The topics of the book's four lecture-essay-chapter-things are "On Time", "On Form", "On Edge" and "On Offer and On Reflection". They grow from a fictional world where Smith's narrator looks through the papers of an ex-lover, who died leaving notes for four university lectures, never delivered. This bereaved narrator is visited by the lover's ghost, and in the presence of that ghost assembles these thoughts.

Smith's four topics are ways of considering literature and artistry; more even than that, they dig around in the experiences of life and death. Our bereaved narrator knows that time is also about transience, transience about loss. Edges are also borders, and thoughts about the liminal lead to thoughts about the boundaries between life and death. (Enter Orpheus and Eurydice.) Edges are also screens and surfaces, and the cutting-edge, embodied in re-inventors such as Leonora Carrington and W G Sebald. Form, meanwhile, asks the difference between Cézanne trees and real trees, made and the natural.

And then there's the voice!
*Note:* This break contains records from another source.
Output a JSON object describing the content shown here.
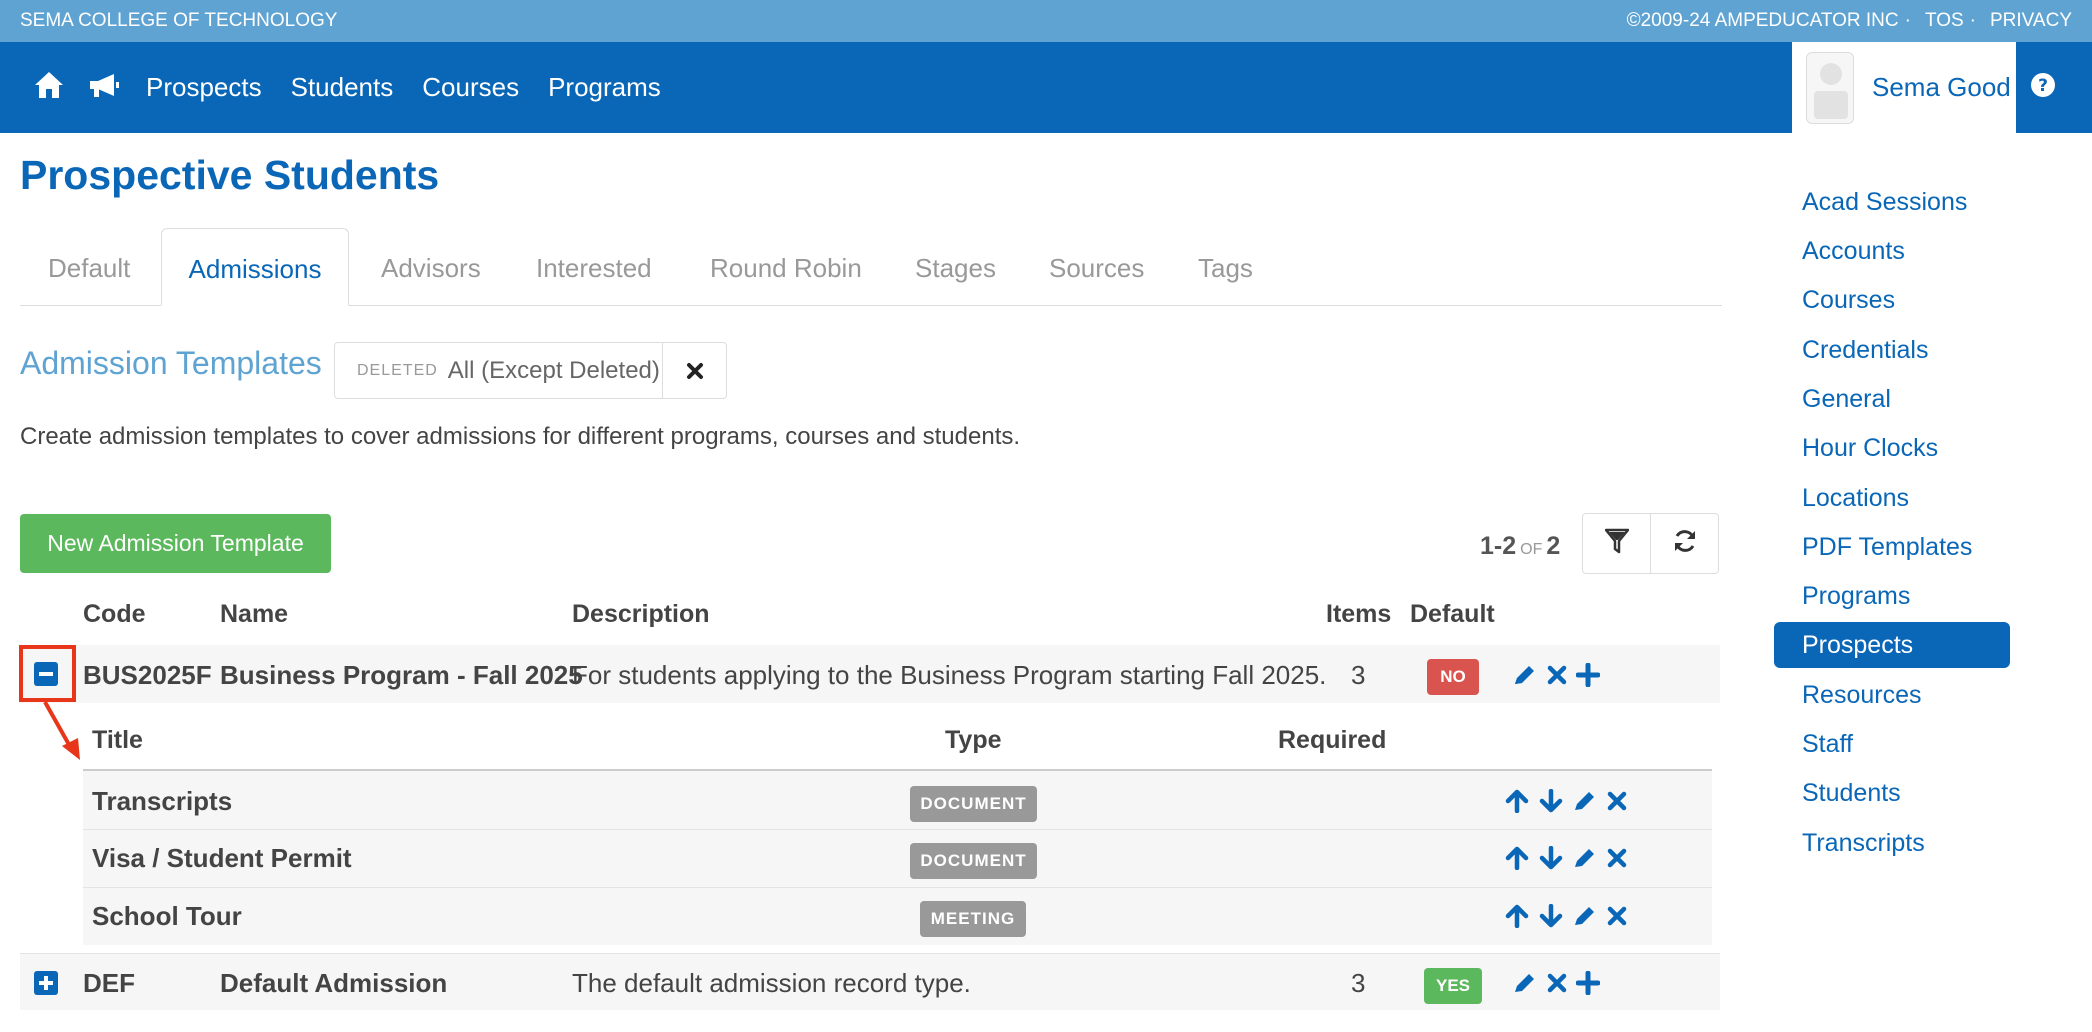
{
  "topbar": {
    "org": "SEMA COLLEGE OF TECHNOLOGY",
    "copyright": "©2009-24 AMPEDUCATOR INC",
    "tos": "TOS",
    "privacy": "PRIVACY",
    "separator": "·"
  },
  "nav": {
    "items": [
      {
        "label": "Prospects"
      },
      {
        "label": "Students"
      },
      {
        "label": "Courses"
      },
      {
        "label": "Programs"
      }
    ],
    "user_name": "Sema Good"
  },
  "page": {
    "title": "Prospective Students"
  },
  "tabs": [
    {
      "label": "Default",
      "active": false
    },
    {
      "label": "Admissions",
      "active": true
    },
    {
      "label": "Advisors",
      "active": false
    },
    {
      "label": "Interested",
      "active": false
    },
    {
      "label": "Round Robin",
      "active": false
    },
    {
      "label": "Stages",
      "active": false
    },
    {
      "label": "Sources",
      "active": false
    },
    {
      "label": "Tags",
      "active": false
    }
  ],
  "section": {
    "title": "Admission Templates",
    "filter_label": "DELETED",
    "filter_value": "All (Except Deleted)",
    "description": "Create admission templates to cover admissions for different programs, courses and students.",
    "new_button": "New Admission Template",
    "pager": {
      "range": "1-2",
      "of": "OF",
      "total": "2"
    }
  },
  "table": {
    "headers": {
      "code": "Code",
      "name": "Name",
      "description": "Description",
      "items": "Items",
      "default": "Default"
    },
    "rows": [
      {
        "code": "BUS2025F",
        "name": "Business Program - Fall 2025",
        "description": "For students applying to the Business Program starting Fall 2025.",
        "items": "3",
        "default": "NO"
      },
      {
        "code": "DEF",
        "name": "Default Admission",
        "description": "The default admission record type.",
        "items": "3",
        "default": "YES"
      }
    ],
    "sub_headers": {
      "title": "Title",
      "type": "Type",
      "required": "Required"
    },
    "sub_rows": [
      {
        "title": "Transcripts",
        "type": "DOCUMENT"
      },
      {
        "title": "Visa / Student Permit",
        "type": "DOCUMENT"
      },
      {
        "title": "School Tour",
        "type": "MEETING"
      }
    ]
  },
  "sidebar": {
    "items": [
      {
        "label": "Acad Sessions"
      },
      {
        "label": "Accounts"
      },
      {
        "label": "Courses"
      },
      {
        "label": "Credentials"
      },
      {
        "label": "General"
      },
      {
        "label": "Hour Clocks"
      },
      {
        "label": "Locations"
      },
      {
        "label": "PDF Templates"
      },
      {
        "label": "Programs"
      },
      {
        "label": "Prospects",
        "active": true
      },
      {
        "label": "Resources"
      },
      {
        "label": "Staff"
      },
      {
        "label": "Students"
      },
      {
        "label": "Transcripts"
      }
    ]
  },
  "colors": {
    "topbar": "#5fa3d3",
    "navbar": "#0a66b6",
    "accent": "#0a66b6",
    "success": "#5cb85c",
    "danger": "#d9534f",
    "highlight": "#e8361b"
  },
  "icons": [
    "home-icon",
    "megaphone-icon",
    "help-icon",
    "close-icon",
    "filter-icon",
    "refresh-icon",
    "collapse-icon",
    "expand-icon",
    "edit-icon",
    "delete-icon",
    "add-icon",
    "arrow-up-icon",
    "arrow-down-icon"
  ]
}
Smart, allusive, informal, playful, audacious, it's dense with ideas but sustaining always a heady pace. It is inspired, inspiring, exhausting. It finds words it likes and worries at them, cracks them open; it lays out for a reader inert phrases ("time will tell") and reviews and revives them. It is full of good jokes. It has big, sweeping statements – what the novel form is about, what short stories are good for – but also alights on micro-details of text for moments of shrewd close reading. It is hard to read slowly, but impossible to take in fully if you don't.

The narrator's reading of Oliver Twist runs throughout, that artless leading character set against his Artful friend. But we're also given Aliki Vougiouklaki and some Hitchcock, José Saramago and Juan Pablo Villalobos, Clarice Lispector, Javier Marías, Ovid and Wislawa Szymborska. Smith's horizons are wide, odd and constantly surprising, and she shares with us, energetically. It is maddening, and totally seductive. (It's true. I think I am in love with Ali Smith. Yes, I'll cope.) And the same things that make Artful allusive make it elusive. While drawing you on, it also tempts you with the possibility of a second read, and the knowledge that there's so much more to be mined.

Artful is a gift from Ali Smith to her reader. It's a book no one else could have written, or would have. Smith has a critic's eye, but fills her book with the novelist's art, and the novelist's heart. Time to read it again now.